Not as compelling as other novels in this genre. I was not as engaged as I should have been primarily due to the characters' authenticity. This felt more like a nonfiction read which is a testament to the author's skill.

Jul 18, 2013
  • JCLEmilyW rated this: 5 stars out of 5.

Such a memorable story, with just the right elements of suspense, dark humor, and bravery. It makes a particularly satisfying audiobook, with readings by two excellent British actresses adding to the suspense. Don't read too much about this book beforehand, but just jump right in and enjoy it!

Jul 02, 2013
  • JCLChrisK rated this: 5 stars out of 5.

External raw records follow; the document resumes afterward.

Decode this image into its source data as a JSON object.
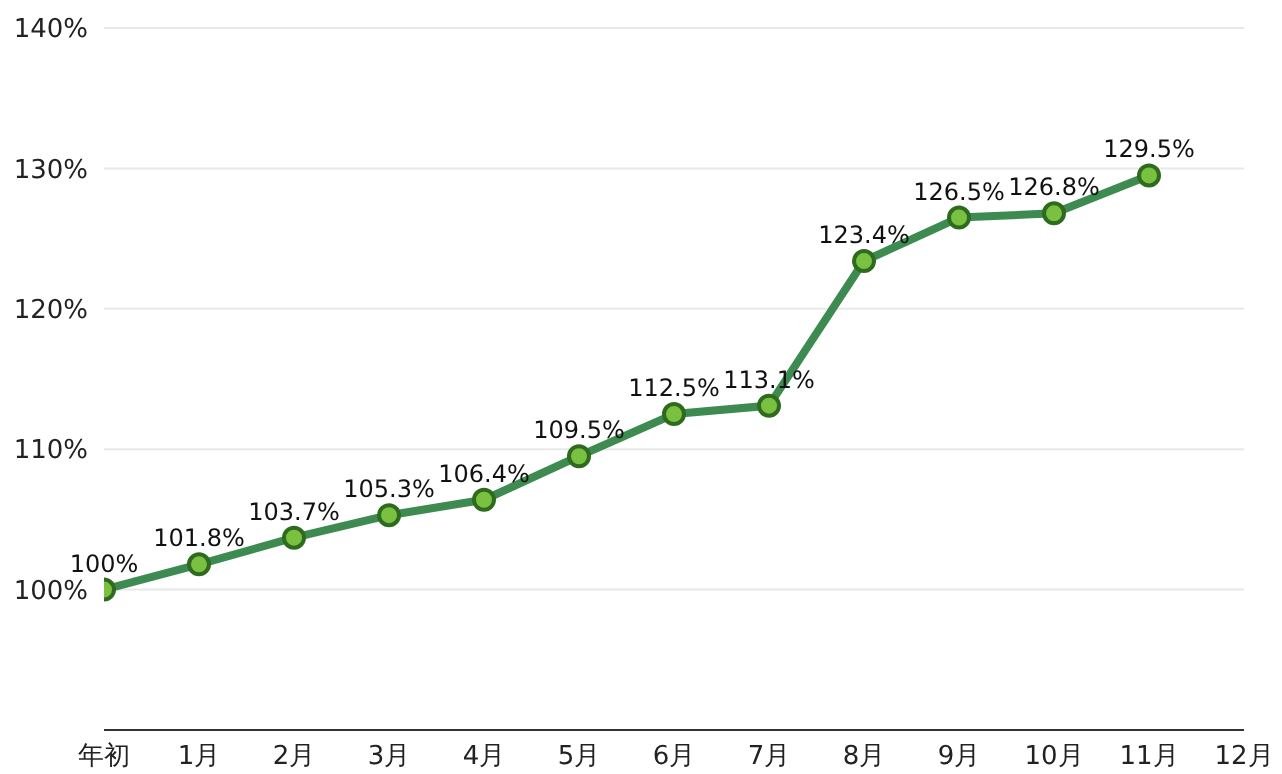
{
  "chart_data": {
    "type": "line",
    "categories": [
      "年初",
      "1月",
      "2月",
      "3月",
      "4月",
      "5月",
      "6月",
      "7月",
      "8月",
      "9月",
      "10月",
      "11月",
      "12月"
    ],
    "series": [
      {
        "color": "#3d8b50",
        "values": [
          100,
          101.8,
          103.7,
          105.3,
          106.4,
          109.5,
          112.5,
          113.1,
          123.4,
          126.5,
          126.8,
          129.5,
          null
        ],
        "value_labels": [
          "100%",
          "101.8%",
          "103.7%",
          "105.3%",
          "106.4%",
          "109.5%",
          "112.5%",
          "113.1%",
          "123.4%",
          "126.5%",
          "126.8%",
          "129.5%",
          null
        ]
      }
    ],
    "ylim": [
      90,
      140
    ],
    "yticks": [
      {
        "value": 100,
        "label": "100%"
      },
      {
        "value": 110,
        "label": "110%"
      },
      {
        "value": 120,
        "label": "120%"
      },
      {
        "value": 130,
        "label": "130%"
      },
      {
        "value": 140,
        "label": "140%"
      }
    ],
    "grid": "y",
    "marker": "circle",
    "line_style": "solid"
  }
}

This is one of those books that is hard for me to review because I'm afraid anything I say won't do it justice. Intriguing, engaging, moving, informing, entertaining, and more. Wein has crafted an outstanding tale. Let me see if I can maybe list some of its elements: --- Two strongly realized, distinct, complex, believable, sympathetic protagonists, each of whom narrates part of the tale in her own unique voice. --- A plot that weaves together and bounces around between different perspectives, places, and dates, and that only gradually reveals information through a telling that absolutely makes sense and requires it. To quote quotes from a couple of places in the book: As it turned out, he said it was an "interesting overview of the situation in Britain over the long term" and a "curious individual perspective"; and "Fraulein Engel, you are not a student of literature," he said. "The English flight officer has studied the craft of the novel. She is making use of suspense and foreshadowing." It is most definitely a suspenseful novel. --- It does indeed provide an "interesting overview of the situation" for the British during the second World War as seen through the eyes of two "curious individual perspectives." They are two unlikely women who travel to France, one as a pilot and the other as a resistance operative (undercover spy), on a mission. The operative is captured, however, and this story begins as her written confession she hopes will prevent more torture. To help her accurately remember all the facts that her interrogators are after, she goes back in time and tells the story of how she ended up where she is in narrative form--along with frequent comments about her present circumstances. It's an engrossing tale. Told by a professional teller of tales (undercover spy). To learn where it goes after its start, you'll have to read for yourself. --- It seems I've gotten away from listing elements and moved into telling my own tales about this book, but this making-it-up-as-I-go approach seems to have led to a bit of a review. I hope it also works as persuasion to read the book, because I'm sure you'll enjoy yourself if you do.